Donald Trump vs. Joe Biden
Entweder – Oder  

19. August 2020
Land Of The Free

D20Der Parteitag der Demokratischen Partei zur Nominierung des Standortältesten Joe Biden ist – obwohl (Corona-bedingt) virtuell, also eine reine Videoshow – ein hoffnungsvolles Signal, den derzeitigen Präsidenten in drei Monaten abzuwählen.

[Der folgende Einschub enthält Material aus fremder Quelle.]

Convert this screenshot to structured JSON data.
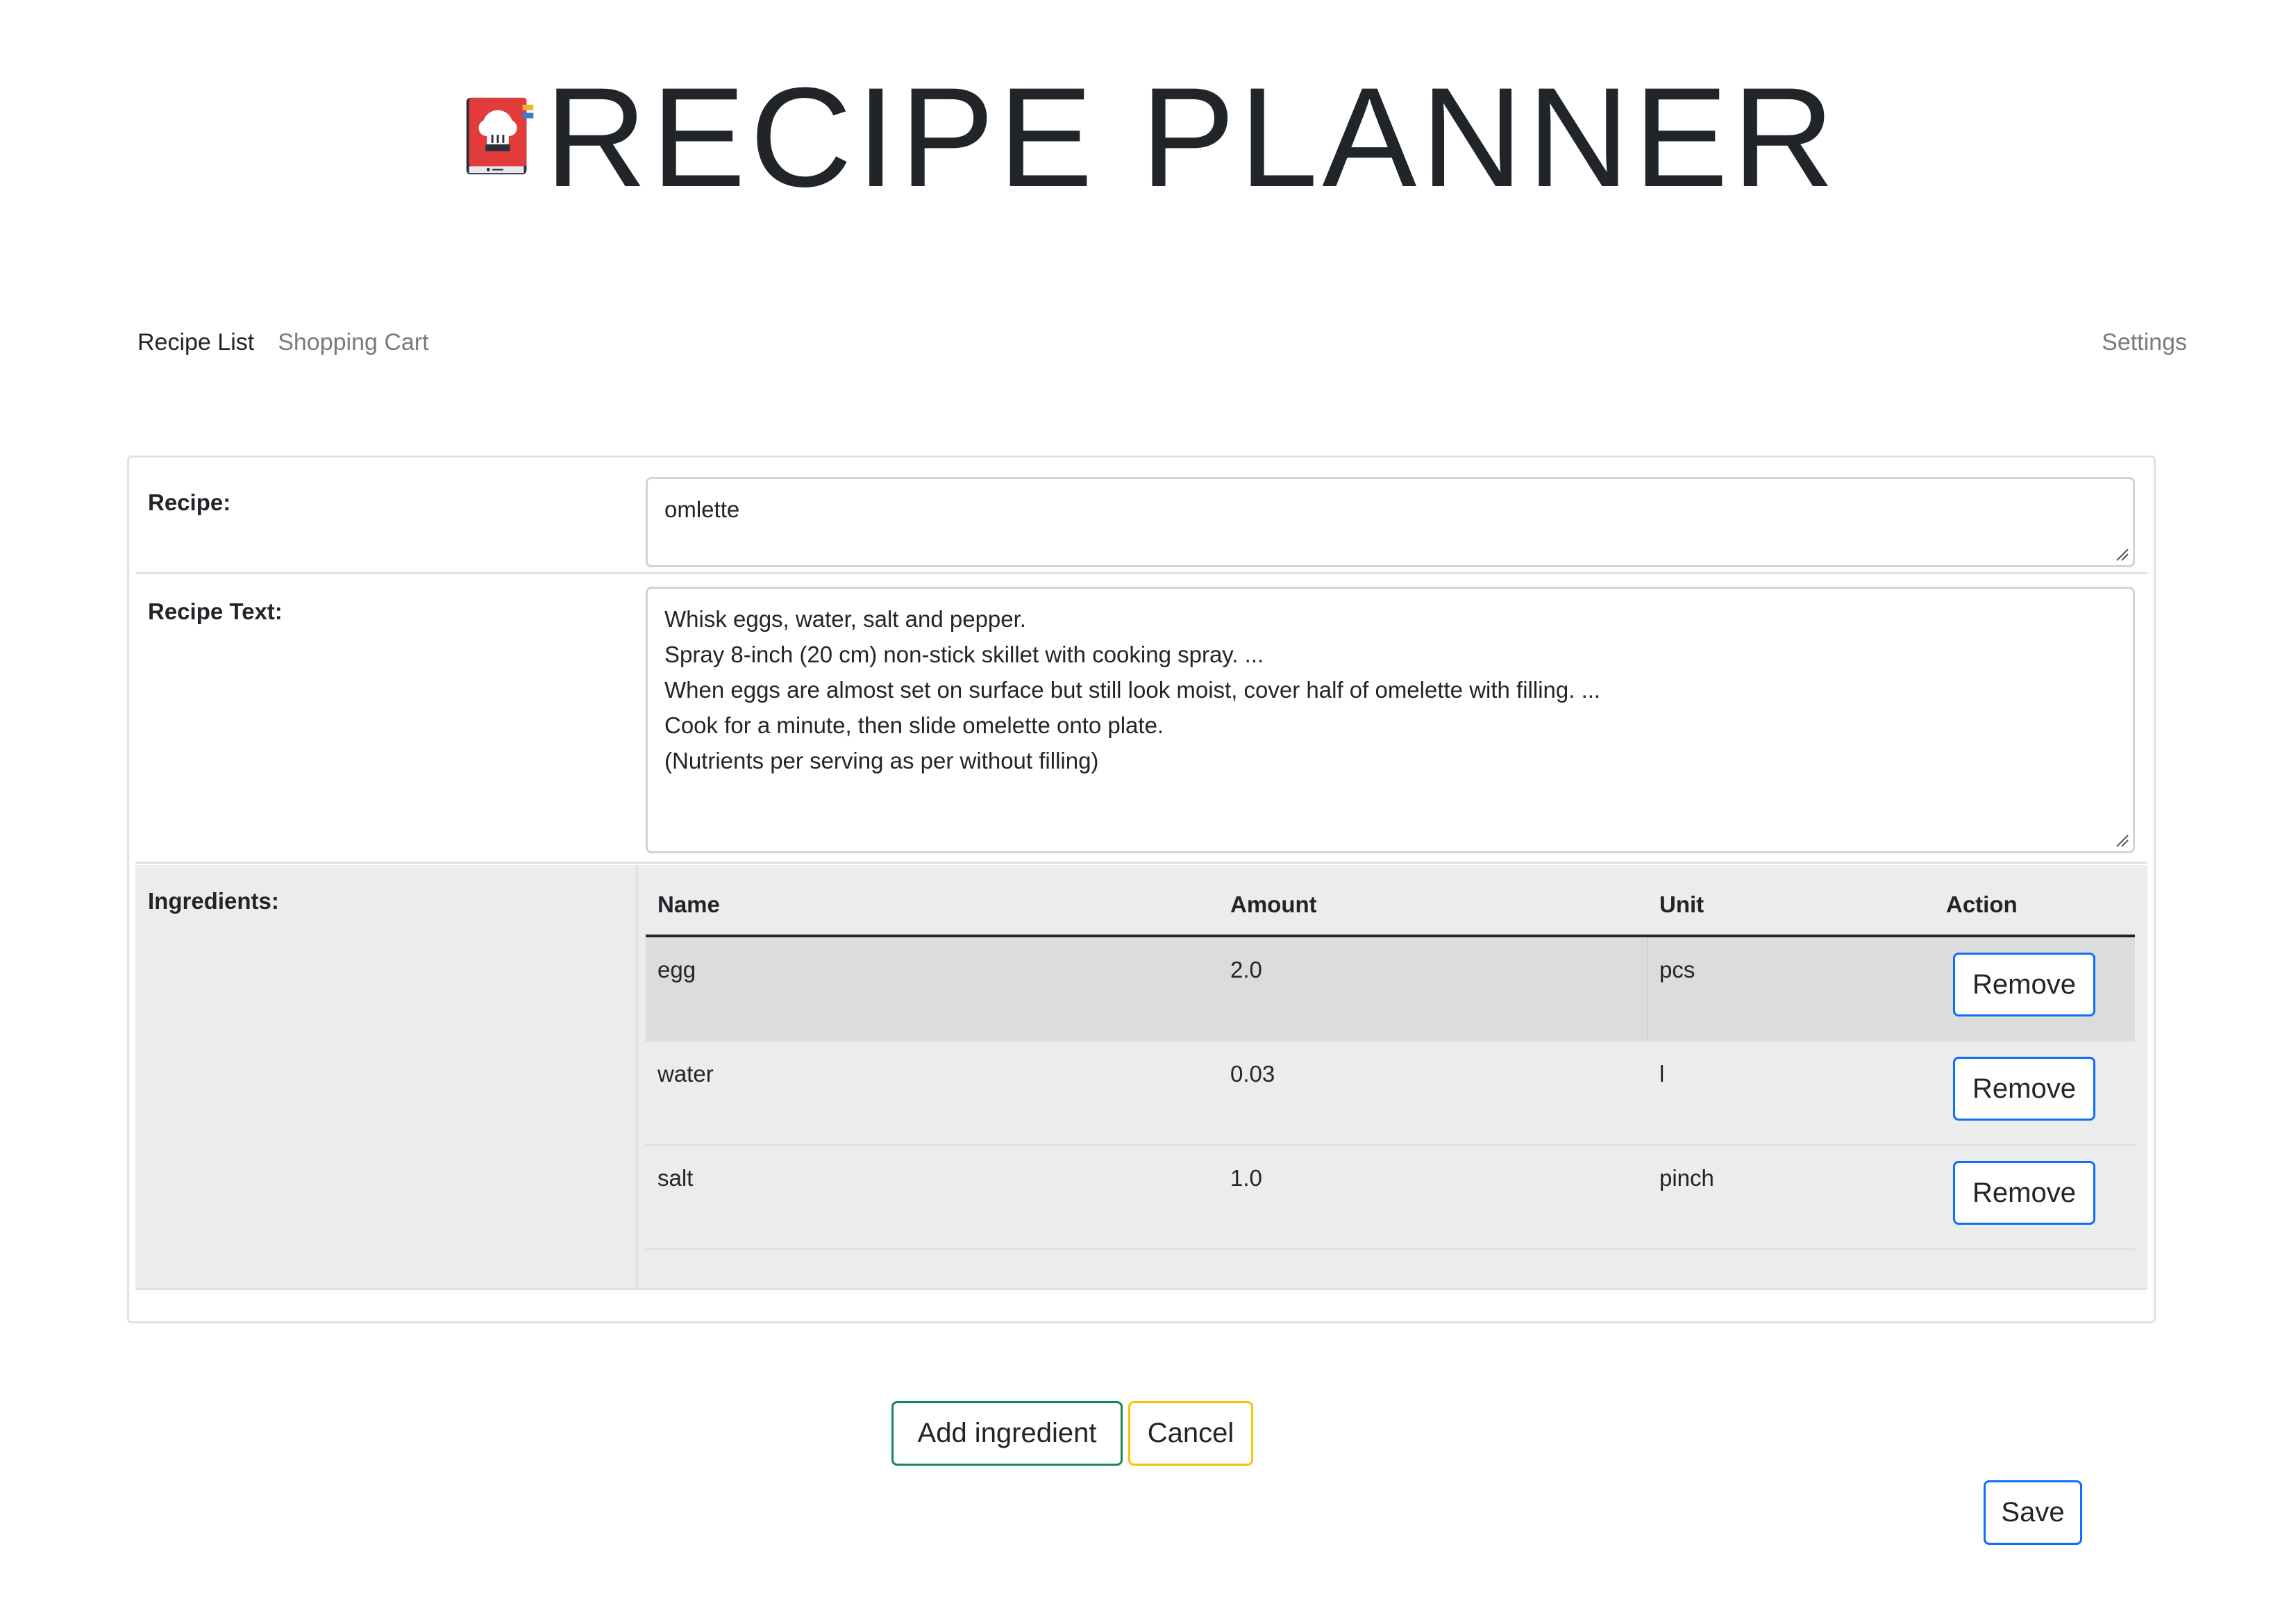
{
  "header": {
    "title": "RECIPE PLANNER",
    "logo_icon": "recipe-book-icon",
    "colors": {
      "book_red": "#e23b3b",
      "book_dark": "#2f2f3a",
      "bookmark_blue": "#3a7bd5",
      "bookmark_gold": "#f2b233"
    }
  },
  "nav": {
    "items": [
      {
        "label": "Recipe List",
        "active": true
      },
      {
        "label": "Shopping Cart",
        "active": false
      }
    ],
    "settings_label": "Settings"
  },
  "form": {
    "recipe_label": "Recipe:",
    "recipe_value": "omlette",
    "recipe_text_label": "Recipe Text:",
    "recipe_text_value": "Whisk eggs, water, salt and pepper.\nSpray 8-inch (20 cm) non-stick skillet with cooking spray. ...\nWhen eggs are almost set on surface but still look moist, cover half of omelette with filling. ...\nCook for a minute, then slide omelette onto plate.\n(Nutrients per serving as per without filling)",
    "ingredients_label": "Ingredients:"
  },
  "ingredients": {
    "columns": [
      "Name",
      "Amount",
      "Unit",
      "Action"
    ],
    "rows": [
      {
        "name": "egg",
        "amount": "2.0",
        "unit": "pcs",
        "action_label": "Remove"
      },
      {
        "name": "water",
        "amount": "0.03",
        "unit": "l",
        "action_label": "Remove"
      },
      {
        "name": "salt",
        "amount": "1.0",
        "unit": "pinch",
        "action_label": "Remove"
      }
    ]
  },
  "actions": {
    "add_label": "Add ingredient",
    "cancel_label": "Cancel",
    "save_label": "Save"
  },
  "colors": {
    "primary_outline": "#0d6efd",
    "success_outline": "#198754",
    "warning_outline": "#ffc107",
    "ingredients_bg": "#ececec",
    "hover_row_bg": "#dcdcdc"
  }
}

Ich bekenne mich als Wechselwähler, wenn ich denn dort wählen dürfte. So sehr ich Hillary Clinton vor vier Jahren nicht obsiegen sehen wollte, so sehr muss diese verschlagene, unverfrorene und frivole Zumutung aus dem Weißen Haus raus. Im starren Dems-Reps-System (weitere Parteien spielen keine nennenswerte Rolle), bleibt da nur ein Entweder – Oder.
Showdown at High Noon.

Es war der 7. November 2000, Wahltag in den USA, es ging um Al Gore und George W. Bush jr. Mein abendlicher Flug vom JFK-Airport verzögerte sich um mehrere Stunden wegen eines Schneesturms, den wir in der Maschine abwarten mussten. Es roch nach dem Enteisungsmittel und Knobi-Hummus, den mein jüdisch-orthodoxer Sitznachbar aß. Ein Baby plärrte unaufhörlich. Dann, während des Fluges, gab der Flugkapitän regelmäßig Wasserstandsmeldungen zur Wahl durch und als gegen zwei Uhr Nachts des folgenden Tages seine Meldung kam, Al Gore habe die Stimmenmehrheit erreicht, brandete Jubel in der Maschine auf. Doch kurz vor der Landung in München folgte die Durchsage, Bush anerkenne den Sieg Gores nicht, die Situation in Florida sei unklar. Jenem Bundesstaat, dessen Gouverneur Bushs Bruder Jeb war. Jedenfalls als wir gegen 8 Uhr in München landeten, war alles offen. Mich amüsierte auf dem Anschlussflug nach Hamburg DER SPIEGEL, der über einen am Expo-Pavillon urinierenden Prinzen berichtete, auch schlagfreudig gegenüber Reportern, weswegen er im Artikel beständig als Ernst Haugust von Hannover benannt wurde. –

Aber zurück zur Wahltaktik: Eine ähnliche Situation bereitet Trump-el offenbar auch vor: Chaos und Durcheinander am Wahlabend zu provozieren, das ihm, der doch nie verliert, womöglich im Amt hält. Wenn es nicht zu einem überragenden Sieg Bidens kommen sollte, wird Trump das, was eigentlich allein eine binäre Entscheidung des Volkes ist, anfechten. Er wird irgendeine ausgeklügelte Verzögerungsstrategie fahren, die nur Hochbegabte, wie er einer ist, durchschauen.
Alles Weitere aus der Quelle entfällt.